Eduard Shapshovich Shares Eight Things to Look For in a Residential Rental Property
Becoming a residential landlord can be an excellent opportunity to make a stable income. If you are interested in buying residential property for a rental, there are many considerations that you should take into account. From the property’s features to the surrounding area, you should be aware that many variables go into making a decision.
Eduard Shapshovich, an experienced entrepreneur and landlord from California, details the eight things you should look for when buying a rental property.
1. Avoid “Flipping”
In the residential sales market, the practice of “house flipping” has been popularized. Rental “flipping” also happens, but potential landlords should be advised against it. Buying a poorly appointed house that needs a lot of work could be a recipe for disaster. When a new family moves into this home, and there are significant problems with it, you will experience difficulty fixing these items while the family is still living in the house. This will set you and your renter off on the wrong foot and will make it much more likely that they will move out as soon as their lease is up.
Also, renovating distressed properties for rentals will likely cost you a great deal more money than you expect. Hidden problems are one of the worst surprises that potential landlords can encounter. It is a better idea to buy a move-in-ready building or choose a building that only needs cosmetic updates.
As when buying any property, potential landlords should examine the location closely. Profitable rental properties are located in areas where property taxes are low. They have good schools and plenty of amenities. Low crime rates, public transportation, and an abundance of jobs also make an area more attractive to renters.
3. Watch Out for Interest Rates
Residential mortgage interest rates are low for single-family homeowners, but they are higher for investment property owners. Financing your property may require some creativity and compromise. Overall, you will need a large down payment to keep your rates down.
4. Profit Margins
Individual landlords should set a goal of a 10 percent profit return annually. Maintenance should run about 1 percent of the property’s value each year, and other costs should include property taxes and monthly expenses like pest control, landscaping, insurance, etc.
5. Aim for a Low-Cost Home
The residential adage that you should buy the worst house in the best neighborhood does not apply to landlords. Landlords should buy a mid-level affordable home in a good neighborhood.
6. Choose Your Neighborhood Wisely
You should thoroughly research all aspects of the neighborhood before buying a rental property. You need to know everything from the noise level to any traffic problems that could occur.

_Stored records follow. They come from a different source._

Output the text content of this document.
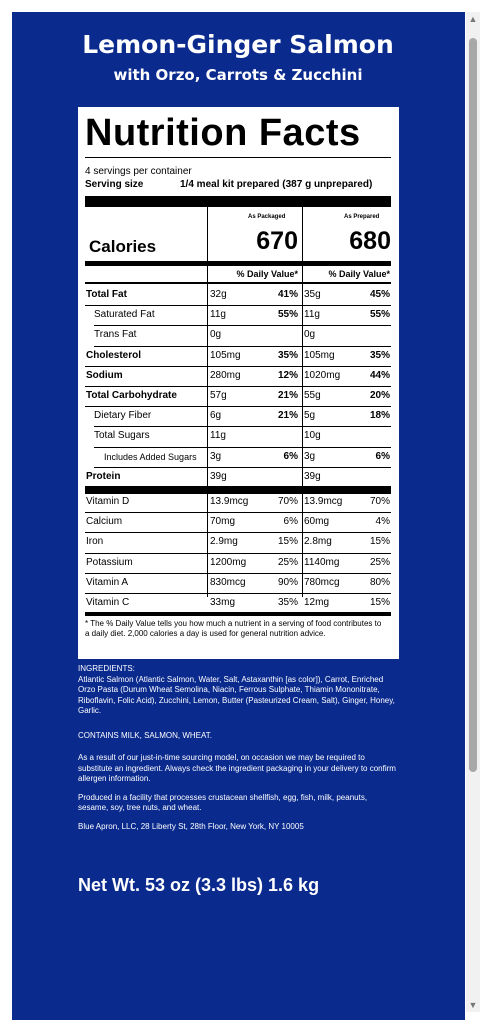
Lemon-Ginger Salmon
with Orzo, Carrots & Zucchini
Nutrition Facts
4 servings per container
Serving size	1/4 meal kit prepared (387 g unprepared)
As Packaged	As Prepared
Calories	670	680
% Daily Value*	% Daily Value*
Total Fat	32g	41% 35g	45%
Saturated Fat	11g	55% 11g	55%
Trans Fat	0g	0g
Cholesterol	105mg	35% 105mg	35%
Sodium	280mg	12% 1020mg	44%
Total Carbohydrate	57g	21% 55g	20%
Dietary Fiber	6g	21% 5g	18%
Total Sugars	11g	10g
Includes Added Sugars	3g	6% 3g	6%
Protein	39g	39g
Vitamin D	13.9mcg	70% 13.9mcg	70%
Calcium	70mg	6% 60mg	4%
Iron	2.9mg	15% 2.8mg	15%
Potassium	1200mg	25% 1140mg	25%
Vitamin A	830mcg	90% 780mcg	80%
Vitamin C	33mg	35% 12mg	15%
* The % Daily Value tells you how much a nutrient in a serving of food contributes to a daily diet. 2,000 calories a day is used for general nutrition advice.

INGREDIENTS:

Atlantic Salmon (Atlantic Salmon, Water, Salt, Astaxanthin [as color]), Carrot, Enriched Orzo Pasta (Durum Wheat Semolina, Niacin, Ferrous Sulphate, Thiamin Mononitrate, Riboflavin, Folic Acid), Zucchini, Lemon, Butter (Pasteurized Cream, Salt), Ginger, Honey, Garlic.

CONTAINS MILK, SALMON, WHEAT.

As a result of our just-in-time sourcing model, on occasion we may be required to substitute an ingredient. Always check the ingredient packaging in your delivery to confirm allergen information.

Produced in a facility that processes crustacean shellfish, egg, fish, milk, peanuts, sesame, soy, tree nuts, and wheat.

Blue Apron, LLC, 28 Liberty St, 28th Floor, New York, NY 10005

Net Wt. 53 oz (3.3 lbs) 1.6 kg
▲
▼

You will want your rental property to attract the best quality renters, and good renters often have many competing listings they can choose from.
7. Tenant Stability
If you are buying a rental property that already has tenants, you could be setting yourself up for success. Long-term tenants are one of the best ways to make money in the rental market. On the other hand, you want to avoid “problem tenants” who cause a great deal of damage and antagonize the neighbors. Find out from your seller whether the current tenants are quality renters. If they are not, you can plan to raise the rent when their lease is up and see whether they are willing to pay the increased costs.
8. Balance Your Risks and Rewards
One of the risks that could be incurred when buying a rental property includes the possibility of having a vacant unit. If you can’t find someone to rent the unit, you still have to pay all of the maintenance and monthly costs associated with it, including your mortgage payment.
Another risk that you might encounter is that tenants could be challenging to deal with. If you can afford to use a property management company, you might wish to do so. However, some landlords prefer to do the work themselves and take a more hands-on approach.
One of the most significant risks of real estate, in general, is that it is not a liquid investment. This means that you may have a great deal of cash tied up in your property that you can’t quickly get to if you need money.
When considering risks, you should also consider the rewards. Passive income means that you can earn extra money while working in your day job. Rising real estate values indicate that your investment will increase in value. Unless there is another crisis, housing values are generally more stable than stocks and other securities.
Rental Property Can Work For You
If you plan to invest in residential rental property, keeping these eight factors in mind can make your decision easier. Overall, you want to make sure that your investment has the potential to make money. If you invest too much in renovations and can’t rent the unit for a high enough price, you will cost yourself money each month.
Eduard Shapshovich encourages all potential landlords to do their due diligence and thoroughly research the buildings and neighborhoods they plan to invest in.